Most modern cards support a variety of different color resolutions—eg, 640x480, 800x600, 1024x768, etc. The number of triads on your display screen do not change as you change the number of pixels driving them.
Summary
I have presented a brief but inclusive analysis of sampling and filtering. It has been shown that the little square model does not arise naturally in sampling theory, the main underpinning of everything we do. The geometry world uses it a great deal because they have had to simplify in order to accomplish. Their simplified model of contributions to a pixel should not be confused with or identified with the pixel. Magnified screen pixels that look like little squares have been shown to be a quick and dirty trick (pixel replication) by graphics boards designers, but not the truth.
In short, the little square model should be suspect whenever it is encountered. It should be used with great care, if at all, and certainly not offered to the world as “standard” in image computing.
Conclusion: A Voxel is not a little cube!

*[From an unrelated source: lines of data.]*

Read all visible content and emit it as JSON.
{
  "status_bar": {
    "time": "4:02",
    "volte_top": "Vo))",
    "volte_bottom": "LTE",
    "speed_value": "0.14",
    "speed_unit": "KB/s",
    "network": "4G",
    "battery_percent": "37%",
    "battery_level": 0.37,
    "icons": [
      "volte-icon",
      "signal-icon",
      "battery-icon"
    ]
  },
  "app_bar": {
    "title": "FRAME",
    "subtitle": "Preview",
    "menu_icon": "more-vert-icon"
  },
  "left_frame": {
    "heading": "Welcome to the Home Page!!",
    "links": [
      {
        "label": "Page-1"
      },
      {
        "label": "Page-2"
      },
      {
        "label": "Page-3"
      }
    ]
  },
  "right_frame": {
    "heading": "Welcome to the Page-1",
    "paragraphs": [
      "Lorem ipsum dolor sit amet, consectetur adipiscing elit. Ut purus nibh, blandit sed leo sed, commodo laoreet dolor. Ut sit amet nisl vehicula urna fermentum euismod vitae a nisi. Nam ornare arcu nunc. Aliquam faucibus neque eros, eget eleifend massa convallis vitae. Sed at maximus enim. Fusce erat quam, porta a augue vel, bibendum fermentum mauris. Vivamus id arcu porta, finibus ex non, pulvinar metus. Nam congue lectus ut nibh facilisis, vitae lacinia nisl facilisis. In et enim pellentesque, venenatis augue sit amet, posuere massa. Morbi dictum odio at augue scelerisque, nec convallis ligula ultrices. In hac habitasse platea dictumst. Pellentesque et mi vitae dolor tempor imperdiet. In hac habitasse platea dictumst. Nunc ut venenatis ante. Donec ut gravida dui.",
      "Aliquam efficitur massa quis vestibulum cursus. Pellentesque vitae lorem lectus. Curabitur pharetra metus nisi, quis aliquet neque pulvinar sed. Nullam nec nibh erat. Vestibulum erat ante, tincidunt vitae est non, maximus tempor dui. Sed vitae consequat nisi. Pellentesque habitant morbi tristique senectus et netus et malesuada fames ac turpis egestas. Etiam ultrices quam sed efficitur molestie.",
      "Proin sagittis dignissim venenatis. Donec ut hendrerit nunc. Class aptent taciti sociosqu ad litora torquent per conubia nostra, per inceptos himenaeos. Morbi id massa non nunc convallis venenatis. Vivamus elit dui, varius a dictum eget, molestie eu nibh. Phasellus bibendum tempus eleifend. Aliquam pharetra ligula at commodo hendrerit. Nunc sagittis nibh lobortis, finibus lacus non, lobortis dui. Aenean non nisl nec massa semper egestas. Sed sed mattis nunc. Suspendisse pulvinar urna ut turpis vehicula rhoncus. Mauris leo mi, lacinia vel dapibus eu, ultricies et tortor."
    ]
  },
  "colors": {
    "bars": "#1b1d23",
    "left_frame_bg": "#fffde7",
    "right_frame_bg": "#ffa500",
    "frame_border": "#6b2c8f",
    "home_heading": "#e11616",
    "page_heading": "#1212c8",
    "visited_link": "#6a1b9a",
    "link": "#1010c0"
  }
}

This part is me (JB Siraudin) writing.
You may have found the previous part a little obscure. After all, simplifying a pixel to a little square didn’t hurt that much the computer graphics industry or the video game industry. Many sampling or anti-aliasing strategies made up for that.
Now let’s take voxels.
Voxels are not cubes. Voxels are points on 3D grid. It is simple to represent them like cubes but they can be in any shape. If I don’t think the little square model is dangerous anymore, cubic voxels shouldn’t be the norm. Our mental shape of a voxel is determined by voxelart and Minecraft whereas we should turn to fluid simulation as an example of good use of voxels.
If we think of voxels as 3d points for sampling methods, they can be applied on top of practically any 3D representation technique, like polygon meshes. In fact, it’s already used in advanced lighting algorithms. Just as pixels, one could imagine reconstruction filters for remeshing voxellised shapes.
The vision of voxels at Ubisoft is to consider them as atoms to run large and “accurate” physics simulations to create more believable worlds and better sandboxes. I’m not saying voxels is a bad idea to accomplish this vision. I’m saying we can do it without seeing cubes everywhere. And also, not all physics simulations are made to run with an “atomic” model.
One must think of voxels as a shape for data storage and data manipulation, not as a 3D shape. And this is all what matters for future world building and simulation: data transformation. Voxels could be a strong basis for this, or not.
The real future of video game for Ubisoft is not voxels per se, it’s data-oriented design. Where data is the basis of the engine, where multiple simulations can run on the same set of data so you don’t need to manually create links between systems. I believe more in this as the key to create complex intricate systems, not to modelize everything in the world as little cubes.